Another big performance killer that I repeatedly run into is the
overly-eager GC collection schedule.  Some may argue against the use of
the GC, period, but I have found that even with the GC, it's possible to
get 30-40% speedups just by calling GC.disable() and manually triggering
GC.collect() at a lower frequency than the default. This is especially
true when your program performs many allocations of small objects, like
(small) strings. I have observed this in at least 2-3 different
memory-intensive programs of mine, including a recent experiment in
writing a faster CSV parser than std.csv.  Arguably, we should fix this
in druntime itself so that collection cycles are run less often, though
I'm not sure what implications this may have on low-memory systems.
Sometimes, you don't even need to do this for the entire program; you
can get big performance boosts just by wrapping GC.disable() /
GC.enable() around strategic sections of allocation-intensive code.

> * Lower-casing strings (likely upper-casing), and some character type
> checks.
> 
> Routines like to toLower and asLowerCase call functions that work for
> all unicode characters. I was able to create much faster versions by
> checking if the character was ascii, then calling either the ascii
> version or the more general version. Same is true for a few routines
> like isNumber. Some have the ascii check optimization built in, but
> not all.
> 
> If this optimization is added, it might also be useful to add a few
> common combinations (or a generic solution, if that's feasible). For
> example, to check if a character is alpha-numeric, one currently ORs
> two tests from the standard library, isAlpha and isNumber. Putting in
> an ascii optimization check requires putting it before doing the OR,
> rather than inside the tests being ORed.

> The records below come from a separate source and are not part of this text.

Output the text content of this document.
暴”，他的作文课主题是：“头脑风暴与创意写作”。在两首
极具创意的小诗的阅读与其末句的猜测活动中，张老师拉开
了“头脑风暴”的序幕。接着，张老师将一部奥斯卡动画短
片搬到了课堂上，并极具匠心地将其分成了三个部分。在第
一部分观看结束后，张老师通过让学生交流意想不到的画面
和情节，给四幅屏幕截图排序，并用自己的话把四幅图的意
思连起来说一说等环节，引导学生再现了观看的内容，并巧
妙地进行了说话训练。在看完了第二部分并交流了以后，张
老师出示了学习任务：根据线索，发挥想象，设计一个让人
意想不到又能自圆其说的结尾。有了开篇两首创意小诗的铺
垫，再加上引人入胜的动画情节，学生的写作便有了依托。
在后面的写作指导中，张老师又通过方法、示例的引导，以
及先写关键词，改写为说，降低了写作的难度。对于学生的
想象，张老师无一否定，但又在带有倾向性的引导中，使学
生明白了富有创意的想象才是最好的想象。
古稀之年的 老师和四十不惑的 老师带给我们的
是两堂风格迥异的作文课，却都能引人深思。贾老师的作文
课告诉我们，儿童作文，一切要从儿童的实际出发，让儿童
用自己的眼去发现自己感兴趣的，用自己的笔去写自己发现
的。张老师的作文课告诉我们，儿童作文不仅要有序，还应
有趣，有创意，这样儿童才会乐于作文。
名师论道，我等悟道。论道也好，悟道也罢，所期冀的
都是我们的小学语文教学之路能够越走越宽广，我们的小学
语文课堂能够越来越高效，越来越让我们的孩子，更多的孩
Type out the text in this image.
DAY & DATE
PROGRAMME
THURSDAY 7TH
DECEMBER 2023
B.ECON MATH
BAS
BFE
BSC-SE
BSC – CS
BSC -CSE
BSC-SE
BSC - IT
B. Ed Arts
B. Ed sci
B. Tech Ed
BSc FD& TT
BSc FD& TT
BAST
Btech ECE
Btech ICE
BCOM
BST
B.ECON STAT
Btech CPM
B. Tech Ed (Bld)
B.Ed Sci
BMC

These sound like valuable additions to Phobos. Submit a PR, please?

[...]
> * Associative arrays - Converting keys to immutable versions for lookup
> 
> Associative arrays want immutable values as keys. Far as I can tell,
> immutable values are also required when performing a lookup, even if a
> new entry won't be stored. A couple apps I've written walk through
> large lists of text values, naturally available as char[] because they
> are read from input streams. To test presence in an associative array,
> it's necessary to copy them to immutable strings first. I haven't
> fully researched this one, but my experience is that copying from
> char[] to string becomes a meaningful cost.
[...]

This is arguably a bug.  If you're only looking up a key, you should be
able to pass in const(char)[] rather than immutable(char)[] (aka
string).  The GC performance problem I mentioned above is especially
noticeable when there are large numbers of small allocations, as would
be the case if you constantly have to call .idup just because AA lookups
demand immutable keys.  Please file an issue for this, if there isn't
one already filed.

T

-- 
Windows 95 was a joke, and Windows 98 was the punchline.